We have reached the point where we separate the heads and tails from the heart. For some of you, the Baijiu 101 course may have seemed easy. This is another matter altogether. This will test your mettle. We are heading deep into world of baijiu, and by the time we emerge you may be ready to lead excursions of your own.
In this course, you will learn all about the different styles of baijiu—which brands are the most important, how the minor styles are made, and where in China baijiu is produced. You will learn about some of the mythology surrounding Chinese alcohol, the philosophies that inform Chinese drinking habits, and how to not embarrass yourself while drinking baijiu in China. You will also learn all about qu, Chinese fermentation, and why various baijiu production techniques are used.
Over the following nine lessons, you will encounter plenty of new information. Don’t panic! We do not expect you to memorize everything, but in order to become a Master of Baijiu, you will need to retain the key points.
If you pay attention, you will leave Baijiu 201 knowing more about baijiu than almost all of your peers.

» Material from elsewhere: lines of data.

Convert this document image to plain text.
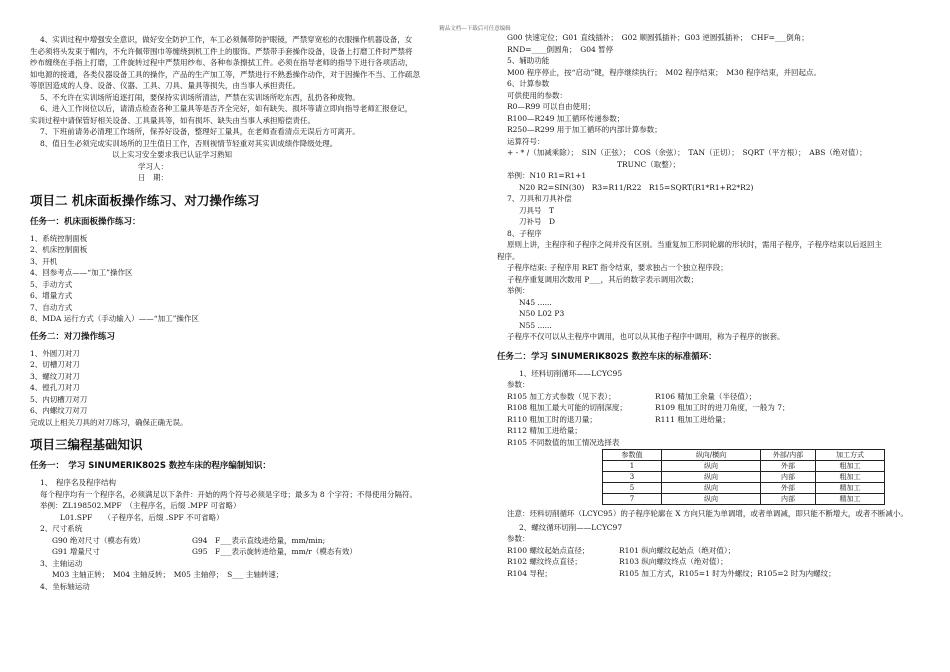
精品文档---下载后可任意编辑

4、实训过程中增强安全意识，做好安全防护工作，车工必须佩带防护眼镜，严禁穿宽松的衣服操作机器设备，女

生必须将头发束于帽内，不允许佩带围巾等缠绕到机工件上的服饰。严禁带手套操作设备，设备上打磨工件时严禁将

纱布缠绕在手指上打磨，工件旋转过程中严禁用纱布、各种布条擦拭工件。必须在指导老师的指导下进行各项活动，

如电源的接通，各类仪器设备工具的操作，产品的生产加工等，严禁进行不熟悉操作动作，对于因操作不当、工作疏忽

等原因造成的人身、设备、仪器、工具、刀具、量具等损失，由当事人承担责任。

5、不允许在实训场所追逐打闹，要保持实训场所清洁，严禁在实训场所吃东西，乱扔各种废物。

6、进入工作岗位以后，请清点检查各种工量具等是否齐全完好，如有缺失、损坏等请立即向指导老师汇报登记，

实训过程中请保管好相关设备、工具量具等，如有损坏、缺失由当事人承担赔偿责任。

7、下班前请务必清理工作场所，保养好设备，整理好工量具，在老师查看清点无误后方可离开。

8、值日生必须完成实训场所的卫生值日工作，否则视情节轻重对其实训成绩作降级处理。

以上实习安全要求我已认证学习熟知

学习人：

日　期：

项目二 机床面板操作练习、对刀操作练习
任务一：机床面板操作练习：

1、系统控制面板

2、机床控制面板

3、开机

4、回参考点——“加工”操作区

5、手动方式

6、增量方式

7、自动方式

8、MDA 运行方式（手动输入）——“加工”操作区

任务二：对刀操作练习

1、外圆刀对刀

2、切槽刀对刀

3、螺纹刀对刀

4、镗孔刀对刀

5、内切槽刀对刀

6、内螺纹刀对刀

完成以上相关刀具的对刀练习，确保正确无误。

项目三编程基础知识
任务一：　学习 SINUMERIK802S 数控车床的程序编制知识：

1、　程序名及程序结构

每个程序均有一个程序名，必须满足以下条件：开始的两个符号必须是字母；最多为 8 个字符；不得使用分隔符。

举例：ZL198502.MPF　（主程序名，后缀 .MPF 可省略）

L01.SPF　　（子程序名，后缀 .SPF 不可省略）

2、尺寸系统

G90 绝对尺寸（模态有效）	G94　F___表示直线进给量，mm/min;
G91 增量尺寸	G95　F___表示旋转进给量，mm/r（模态有效）

3、主轴运动

M03 主轴正转；　M04 主轴反转；　M05 主轴停；　S___ 主轴转速；

4、坐标轴运动

G00 快速定位；G01 直线插补；　G02 顺圆弧插补；G03 逆圆弧插补；　CHF=___倒角；

RND=____倒圆角；　G04 暂停

5、辅助功能

M00 程序停止，按“启动”键，程序继续执行；　M02 程序结束；　M30 程序结束，并回起点。

6、计算参数

可供使用的参数：

R0—R99 可以自由使用；

R100—R249 加工循环传递参数；

R250—R299 用于加工循环的内部计算参数；

运算符号：

+ - * /（加减乘除）；　SIN（正弦）；　COS（余弦）；　TAN（正切）；　SQRT（平方根）；　ABS（绝对值）；

TRUNC（取整）；

举例：N10 R1=R1+1

N20 R2=SIN(30)　R3=R11/R22　R15=SQRT(R1*R1+R2*R2)

7、刀具和刀具补偿

刀具号　T

刀补号　D

8、子程序

原则上讲，主程序和子程序之间并没有区别。当重复加工形同轮廓的形状时，需用子程序，子程序结束以后返回主

程序。

子程序结束: 子程序用 RET 指令结束，要求独占一个独立程序段；

子程序重复调用次数用 P___，其后的数字表示调用次数；

举例：

N45 ......

N50 L02 P3

N55 ......

子程序不仅可以从主程序中调用，也可以从其他子程序中调用，称为子程序的嵌套。

任务二：学习 SINUMERIK802S 数控车床的标准循环：

1、坯料切削循环——LCYC95

参数：

R105 加工方式参数（见下表）；	R106 精加工余量（半径值）；
R108 粗加工最大可能的切削深度；	R109 粗加工时的进刀角度，一般为 7；
R110 粗加工时的退刀量；	R111 粗加工进给量；

R112 精加工进给量；

R105 不同数值的加工情况选择表

参数值	纵向/横向	外部/内部	加工方式
1	纵向	外部	粗加工
3	纵向	内部	粗加工
5	纵向	外部	精加工
7	纵向	内部	精加工

注意：坯料切削循环（LCYC95）的子程序轮廓在 X 方向只能为单调增，或者单调减，即只能不断增大，或者不断减小。

2、螺纹循环切削——LCYC97

参数：

R100 螺纹起始点直径；	R101 纵向螺纹起始点（绝对值）；
R102 螺纹终点直径；	R103 纵向螺纹终点（绝对值）；
R104 导程；	R105 加工方式，R105=1 时为外螺纹；R105=2 时为内螺纹；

You will be able to discuss baijiu with a high degree of sophistication and you will be prepared to tackle the (forthcoming) advanced course.
- If you pass the final quiz of this test you will receive your Baijiu Master certification, which will unlock future online and in-person baijiu educational opportunities.
- A score of 80% or higher is required to pass each quiz.
- Completing all quizzes will unlock the final quiz.
For additional information on how to navigate the courses at Ming River University, please click here.
Qu’s date of arrival: In the previous course we taught you that qu was invented around 2000 BC. It was the best estimate we had at the time, but recent archaeological evidence suggests that the origins of qu go back even further than formerly thought, to China’s prehistoric Yangshao Culture (5000-3000 BCE).
What we can say for certain now, is that qu became widely popularized and the primary method of fermentation in China during the first millennium BCE, but was likely first developed long before 2000 BCE.